TII Sebut Masih Banyak Parpol yang Gencar Melakukan Sosialisasi Sebelum Jadwal Kampanye
Arfianto Purbolaksono mengatakan sosialisasi sebelum jadwal kampanye menimbulkan polemik di tengah publik.
Penulis: Mario Christian Sumampow
Editor: Dewi Agustina
Laporan Wartawan Tribunnews, Mario Christian Sumampow
TRIBUNNEWS.COM, JAKARTA - The Indonesian Institute (TII), Center for Public Policy Research masih melihat banyak partai politik (parpol) yang gencar melakukan sosialisasi sebelum jadwal kampanye.

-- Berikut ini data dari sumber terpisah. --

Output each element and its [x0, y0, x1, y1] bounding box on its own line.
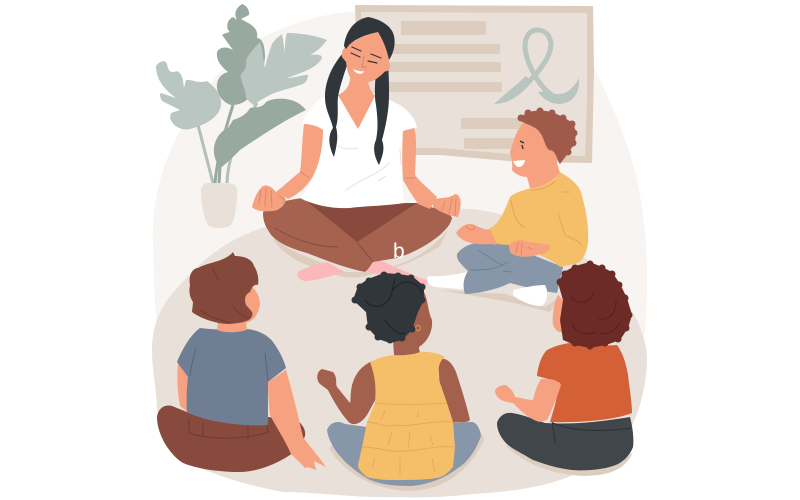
teacher hair top — [344, 17, 395, 60]
leaf: right pale — [241, 33, 327, 105]
boy sock left — [427, 272, 470, 290]
grey-shirt boy neck — [217, 322, 247, 332]
boy sock right — [513, 285, 547, 306]
girl dress — [358, 352, 455, 480]
grey-shirt boy left arm — [177, 363, 190, 412]
floor blob — [152, 208, 647, 497]
plant pot — [201, 183, 237, 228]
orange-shirt arm and hand — [495, 379, 561, 422]
grey-shirt boy belt lines — [189, 418, 268, 440]
orange-shirt shadow — [505, 445, 633, 476]
grey-shirt boy trousers — [157, 405, 305, 472]
teacher right hand finger lines — [405, 178, 456, 216]
grey-shirt boy hair — [189, 252, 258, 324]
teacher shirt — [300, 93, 417, 208]
leaf: left pale — [156, 61, 221, 129]
girl dress ruffle lines — [362, 403, 455, 475]
girl shadow — [329, 432, 484, 491]
teacher left hand finger lines — [259, 172, 310, 208]
boy hand lines — [466, 226, 532, 255]
grey-shirt boy sleeve lines — [190, 349, 268, 380]
boy trousers — [457, 243, 563, 294]
teacher left hand — [252, 185, 286, 211]
teacher — [252, 17, 461, 290]
icon: awareness ribbon — [494, 30, 579, 104]
orange-shirt trouser lines — [552, 420, 631, 442]
grey-shirt boy shirt — [177, 328, 286, 425]
girl trousers — [327, 422, 481, 486]
grey-shirt boy hair lines — [200, 268, 250, 323]
girl earring — [416, 326, 420, 330]
orange-shirt trousers — [497, 413, 633, 470]
teacher left braid — [325, 52, 348, 157]
boy trouser lines — [470, 250, 512, 272]
boy hair — [518, 108, 578, 164]
teacher right arm — [402, 128, 437, 209]
plant stems — [198, 103, 257, 183]
leaf: lower dark — [214, 99, 306, 168]
girl left arm and hand — [317, 361, 378, 424]
girl hair curl lines — [365, 278, 422, 333]
teacher left foot — [297, 262, 345, 281]
orange-shirt shirt — [537, 343, 632, 422]
orange-shirt hair — [556, 260, 632, 350]
teacher face — [342, 31, 389, 83]
boy shadow — [440, 290, 560, 312]
orange-shirt hair curls — [570, 292, 620, 334]
teacher trouser crease lines — [275, 228, 373, 262]
background blob — [153, 11, 647, 360]
teacher eyes and smile — [351, 47, 381, 74]
child: girl in yellow dress — [317, 272, 484, 491]
child: child in orange shirt — [495, 260, 633, 476]
girl right arm — [438, 359, 470, 423]
boy face and neck — [510, 123, 566, 188]
girl hair — [352, 272, 426, 344]
boy sweater — [488, 172, 588, 267]
orange-shirt face — [553, 295, 565, 332]
teacher left arm — [276, 124, 323, 199]
teacher shirt fold lines — [338, 146, 401, 191]
teacher right hand — [433, 194, 461, 217]
teacher ear — [380, 60, 390, 72]
boy arm and hands — [456, 224, 497, 245]
teacher trousers — [263, 198, 452, 272]
child: boy in grey shirt — [157, 252, 326, 472]
boy in yellow sweater — [427, 108, 588, 312]
boy sweater lines — [511, 181, 581, 245]
stray letter label: b — [393, 240, 405, 263]
poster text bars — [384, 21, 531, 149]
teacher pants shadow — [273, 230, 448, 278]
boy ear — [546, 150, 558, 164]
teacher right foot — [365, 261, 428, 290]
plant — [156, 4, 327, 228]
boy eye — [520, 141, 524, 149]
boy smile — [513, 160, 525, 167]
grey-shirt boy right arm — [268, 370, 326, 470]
teacher trousers dark fold — [303, 198, 417, 242]
leaf: top dark — [217, 4, 265, 105]
poster board — [355, 5, 594, 163]
teacher right braid — [374, 66, 389, 165]
boy front hand — [509, 240, 550, 257]
girl skin neck and head — [393, 292, 432, 356]
teacher neck and chest — [338, 78, 375, 129]
grey-shirt boy ear and cheek — [245, 285, 260, 323]
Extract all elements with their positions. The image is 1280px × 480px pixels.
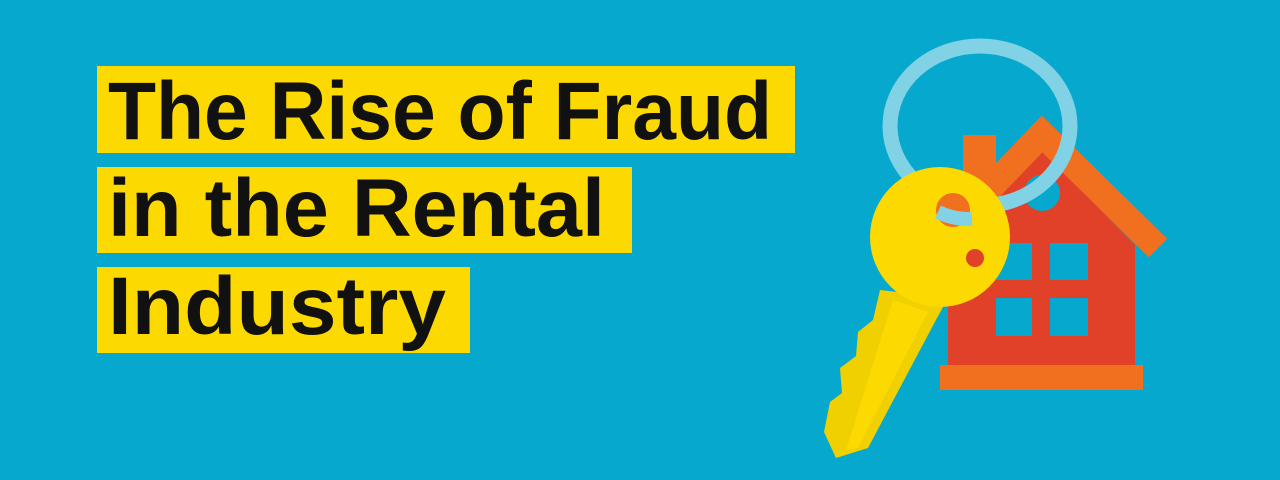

Manajer Riset dan Program TII, Arfianto Purbolaksono mengatakan sosialisasi sebelum jadwal kampanye menimbulkan polemik di tengah publik.
Baca juga: 94 Persen Lebih Warga Binaan Kanwil Kemenkumham DKI Jakarta dapat Hak Pilih di Pemilu 2024
Hal ini merupakan imbas dari lemahnya implementasi Peraturan (PKPU) Nomor 33 Tahun 2018 tentang Kampanye.
Arfianto membeberkan kajian kebijakan tengah tahun TII yang menunjukkan ada sejumlah persoalan dalam implementasi PKPU Nomor 33.
"Seperti adanya perbedaan antara kebijakan yang tertulis dengan implementasi kebijakan yang diambil oleh penyelenggara," katan Arfianto dalam keterangannya, dikutip Rabu (28/6/2023).
Di sisi lain, berdasarkan fakta di lapangan, banyak pula bakal calon anggota legislatif (caleg) yang mensosialisasikan diri dengan media sosial selain dengan memasang baliho atau alat peraga lain.
"Dengan demikian, hal tersebut memicu persaingan ketat di internal partai politik yang membuka ruang bagi para bakal caleg untuk berlomba memperkenalkan diri kepada pemilih," tegasnya.
Baca juga: MK: Penyelenggaraan Pemilu Seharusnya Tak Terganggu dengan Pengaturan Masa Jabatan Penyelenggaranya
Arfianto mengatakan ada beberapa rekomendasi yang perlu dilakukan berdasarkan kajian tengah tahun TII.
Pertama, mendorong Komisi Pemilihan Umum (KPU) dan Badan Pengawas Pemilu (Bawaslu) membuat definisi yang jelas tentang sosialisasi di luar masa kampanye.
Hal ini penting, karena dengan adanya definisi yang jelas terkait sosialisasi di luar masa kampanye dapat memberikan batasan bagi peserta.
Serta definisi yang jelas ini, lanjut Arfianto, dapat diimplementasikan baik secara pengaturan dan pengawasan oleh organisasi pelaksana di struktur organisasi KPU dan Bawaslu di tingkat daerah.
"KPU dan Bawaslu perlu mempertimbangkan perkembangan dinamika politik yang ada, misalnya memberikan kejelasan terkait sosialisasi di media sosial. Karena media sosial telah menjadi ruang yang banyak digunakan oleh peserta pemilu untuk melakukan sosialisasi," tuturnya.